Täglich liest Mensch über Migration in den Medien. Je nachdem, um was für eine Art von «Fortgehen» es sich handelt, wird in einem anderen Narrativ erzählt. Meist rücken dabei weltpolitische und kulturelle Konflikte in den Vordergrund. Diese beschäftigen und begleiten die Menschheit seit sie in Bewegung ist. Doch sie machen nicht den ganzen Kuchen aus.  

Bei allen negativen Schlagzeilen und zwischenmenschlichen Reibereien gehen die Individuen vergessen. Ihre Gesichter verschwinden in Gesprächen über Bürgerkriege und Wirtschaftskrisen. Sie werden zu Stellvertretenden.  

Dabei ist Migration nicht nur zwingend eine Geschichte der Flucht, sondern viel mehr eine Geschichte der Menschheit.
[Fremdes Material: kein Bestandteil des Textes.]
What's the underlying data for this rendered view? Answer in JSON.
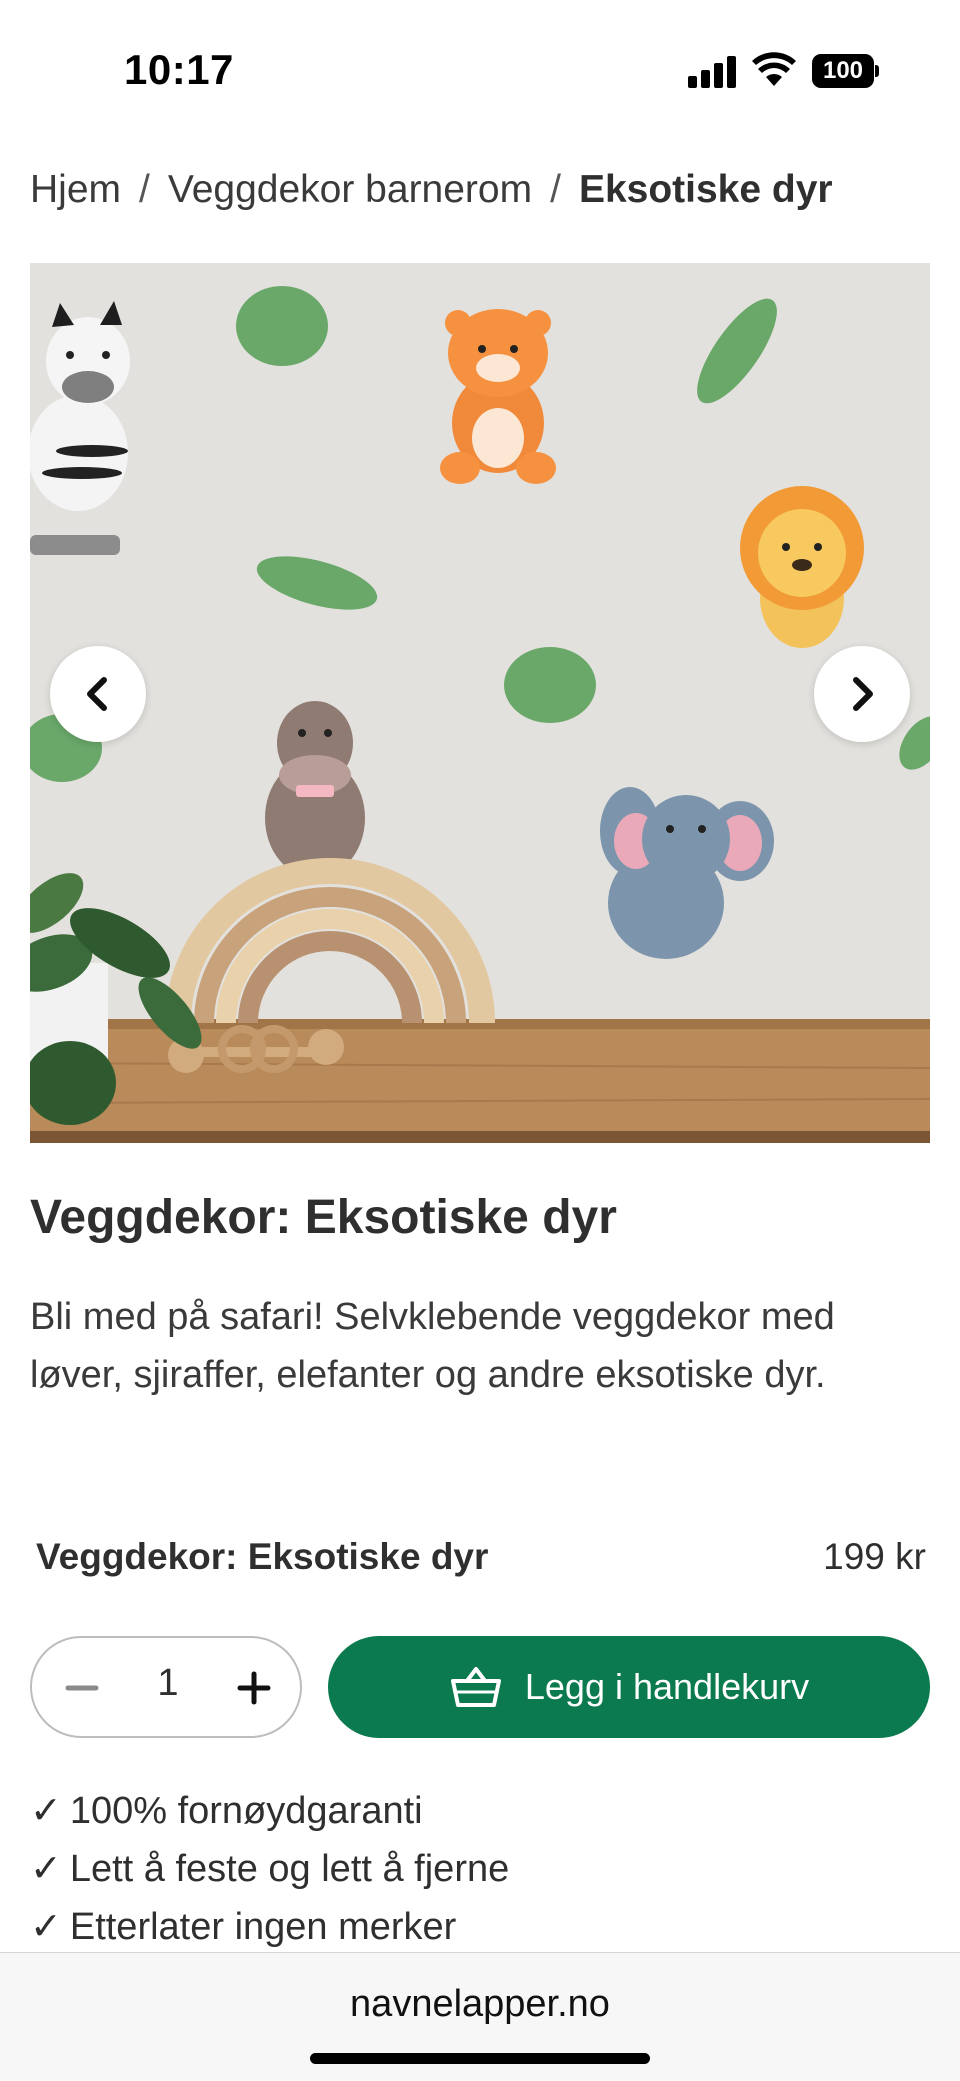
{
  "status_bar": {
    "time": "10:17",
    "battery": "100",
    "icons": [
      "cellular-signal-icon",
      "wifi-icon",
      "battery-icon"
    ]
  },
  "breadcrumb": {
    "items": [
      "Hjem",
      "Veggdekor barnerom",
      "Eksotiske dyr"
    ],
    "separator": "/"
  },
  "gallery": {
    "icons": [
      "chevron-left-icon",
      "chevron-right-icon"
    ]
  },
  "product": {
    "title": "Veggdekor: Eksotiske dyr",
    "description": "Bli med på safari! Selvklebende veggdekor med løver, sjiraffer, elefanter og andre eksotiske dyr."
  },
  "variant": {
    "name": "Veggdekor: Eksotiske dyr",
    "price": "199 kr"
  },
  "quantity": {
    "value": "1",
    "icons": [
      "minus-icon",
      "plus-icon"
    ]
  },
  "add_to_cart": {
    "label": "Legg i handlekurv",
    "icon": "basket-icon",
    "color": "#0b7a4e"
  },
  "benefits": {
    "check": "✓",
    "items": [
      "100% fornøydgaranti",
      "Lett å feste og lett å fjerne",
      "Etterlater ingen merker"
    ]
  },
  "browser": {
    "url": "navnelapper.no"
  }
}
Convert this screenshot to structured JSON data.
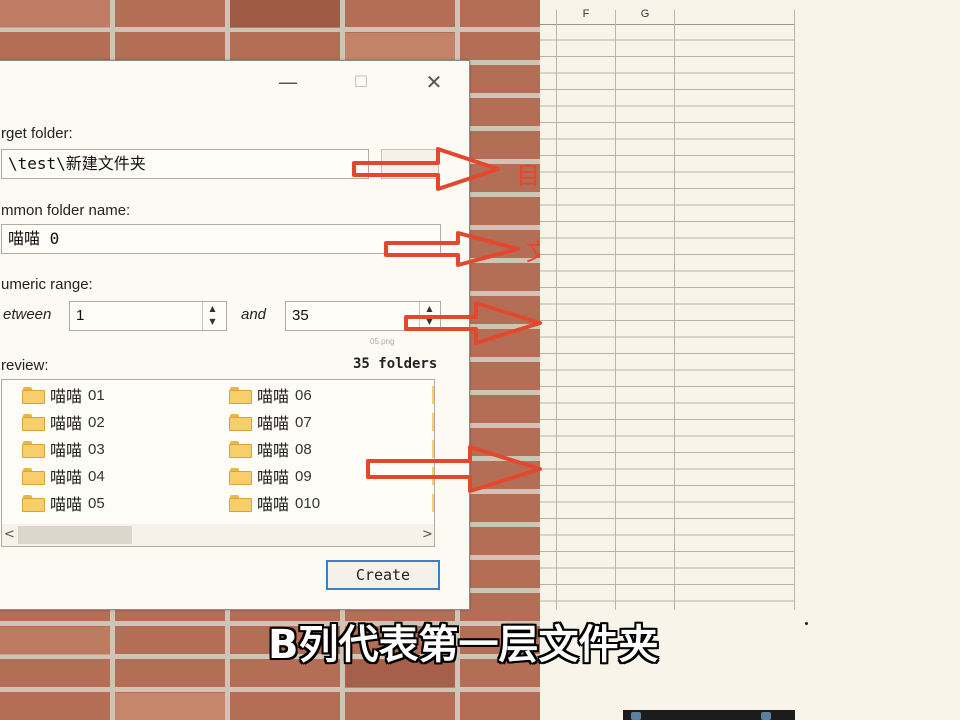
{
  "dialog": {
    "window_controls": {
      "minimize": "—",
      "maximize": "☐",
      "close": "✕"
    },
    "target_folder": {
      "label": "rget folder:",
      "value": "\\test\\新建文件夹"
    },
    "common_folder_name": {
      "label": "mmon folder name:",
      "value": "喵喵 0"
    },
    "numeric_range": {
      "label": "umeric range:",
      "between_label": "etween",
      "from_value": "1",
      "and_label": "and",
      "to_value": "35",
      "hint": "05.png"
    },
    "preview": {
      "label": "review:",
      "count_label": "35 folders",
      "items": [
        {
          "name": "喵喵",
          "num": "01"
        },
        {
          "name": "喵喵",
          "num": "02"
        },
        {
          "name": "喵喵",
          "num": "03"
        },
        {
          "name": "喵喵",
          "num": "04"
        },
        {
          "name": "喵喵",
          "num": "05"
        },
        {
          "name": "喵喵",
          "num": "06"
        },
        {
          "name": "喵喵",
          "num": "07"
        },
        {
          "name": "喵喵",
          "num": "08"
        },
        {
          "name": "喵喵",
          "num": "09"
        },
        {
          "name": "喵喵",
          "num": "010"
        }
      ],
      "scroll_left": "<",
      "scroll_right": ">"
    },
    "create_button": "Create"
  },
  "spreadsheet": {
    "columns": [
      "F",
      "G"
    ]
  },
  "annotations": [
    "目",
    "文"
  ],
  "subtitle": "B列代表第一层文件夹",
  "colors": {
    "arrow_red": "#e3482f",
    "create_button_border": "#3c7fc9",
    "folder_yellow": "#f6cf6b",
    "sheet_background": "#f9f4e9"
  },
  "icons": [
    "folder-icon",
    "spin-up-icon",
    "spin-down-icon",
    "close-icon",
    "minimize-icon",
    "maximize-icon",
    "arrow-right-icon"
  ]
}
Die Gründe, wieso Mensch einen vertrauten Ort verlässt, könnten nicht vielschichtiger sein. Sie sind genauso individuell wie die Erfahrungen, die eine solche Reise mit sich bringt.   

Deswegen erzählen auf «ah-cho.ch» die Menschen ihre Geschichten selbst. Sie erklären, welche Gefühle, Gedanken und Erlebnisse die Worte «Zuhause», «fortgehen» und «ankommen» in ihrem Leben mit Bedeutung füllen. Frei von jeglichem Narrativ, aber mit viel Tiefgang.  

Die Webseite: www.ah-cho.ch

Digitales Geschichtenalbum

Auf «ah-cho.ch» möchten wir sammeln: Erinnerungen, Geräusche, innere Bilder, Erlebnisse, Gedanken und Gefühle. Sie alle sollen gemeinsam die so verschiedenen, aber teilweise auch ähnlichen Erfahrungen abbilden, die Menschen im Prozess des «Ankommens» an einem unbekannten Ort durchleben.

Genauso bunt wie gesammelt wird, soll auch erzählt werden. Deswegen haben wir uns für eine Webseite im Scrollytelling-Format entschieden. Multimediale Inhalte hauchen dem Text Leben ein und machen die Menschen dahinter spürbar.  

Für uns ist es wichtig, dass alle Teilnehmenden des Projekts genügend Raum erhalten, um auch wirklich zu Ende zu erzählen. Deswegen haben wir Kürzungen und Streichungen der teilweise bis in die Nacht hinein geführten Gespräche so gut es ging vermieden. Auch auf Filmaufnahmen, welche erst in einem zweiten Schritt entstandenen sind, haben wir verzichtet.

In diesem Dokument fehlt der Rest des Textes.